The temporary suspension of Chrome’s browser update, announced by Google, was quite an unexpected measure. Although the company promised to freeze only the release of new features while continuing to routinely run security patches with patches, it had even more negative consequences than could have been imagined. This situation was taken advantage of by hackers who started distributing fake updates for the desktop version of Chrome, which actually turned out to be an application for remote management of TeamViewer computer and a program that records keystrokes.

Google Chrome doesn't update, and that's okay
Google Chrome doesn’t update, and that’s okay

Fake updates were reported by experts from Doctor Web, an anti-virus company. According to them, they found several sites the attackers used for distribution and counted more than 2000 downloads, which means there are about two thousand people who are at risk. Unlike Trojans impersonating other applications, fake updates have a much higher conversion rate because users don’t expect them.

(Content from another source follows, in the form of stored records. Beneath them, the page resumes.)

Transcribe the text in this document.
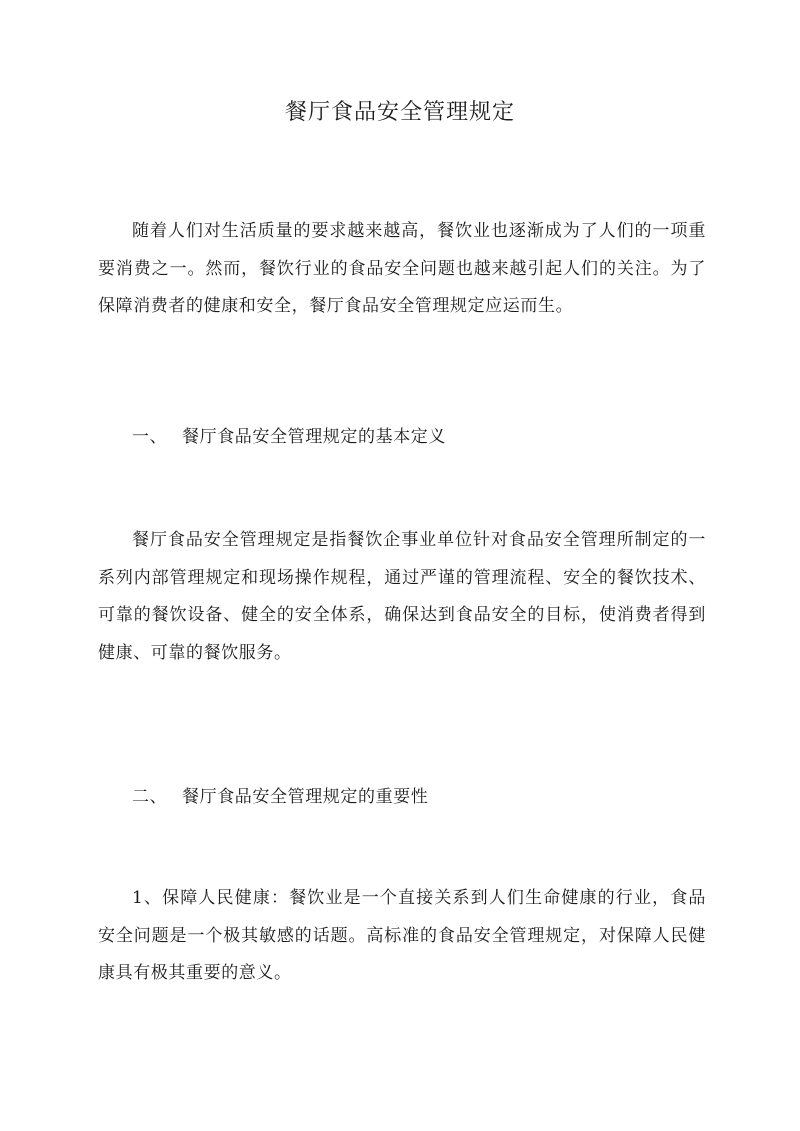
餐厅食品安全管理规定

随着人们对生活质量的要求越来越高，餐饮业也逐渐成为了人们的一项重要消费之一。然而，餐饮行业的食品安全问题也越来越引起人们的关注。为了保障消费者的健康和安全，餐厅食品安全管理规定应运而生。

一、 餐厅食品安全管理规定的基本定义

餐厅食品安全管理规定是指餐饮企事业单位针对食品安全管理所制定的一系列内部管理规定和现场操作规程，通过严谨的管理流程、安全的餐饮技术、可靠的餐饮设备、健全的安全体系，确保达到食品安全的目标，使消费者得到健康、可靠的餐饮服务。

二、 餐厅食品安全管理规定的重要性

1、保障人民健康：餐饮业是一个直接关系到人们生命健康的行业，食品安全问题是一个极其敏感的话题。高标准的食品安全管理规定，对保障人民健康具有极其重要的意义。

You Can’t Update Google Chrome

Does this mean you can’t defend yourself against fake updates? Of course not.

No need to download updates from third-party sources. At all. Never
No need to download updates from third-party sources. At all. Never

First of all, you should make it a rule not to download updates from third parties, even if it’s from an official website. Today, developers distribute updates through applications without forcing users to look for them themselves. When the latest version becomes available, the program makes the installation itself or allows you to check their availability manually. In Chrome’s case, everything happens automatically, sometimes users are only required to confirm the reboot.


How to protect your device from viruses

Secondly, keep a close eye on what you install. Often, Chrome blocks dangerous downloads itself. But if this doesn’t happen, pay attention to the composition of the update you’ve downloaded on your computer. If it has multiple components, do not start the installation process. If you’ve downloaded it already then watch how the installer is designed. As a rule, intruders don’t bother with it too much and don’t try to repeat the original design of a fake application.

Thirdly, keep an eye on the news. We report situations like this on a regular and timely basis.

What if you have downloaded a fake update that turned out to be malware? Most likely, basic removal is unlikely to help but it’s worth a try, especially since TeamViewer is a fairly common program and not a virus. If you have Windows, go to the “Programs and Components” section and uninstall the program if you have it. However, with keyloggers that read keystrokes on your keyboard, everything is much more complicated. So to remove it, I would recommend using an antivirus program – this can definitely handle a virus of this type.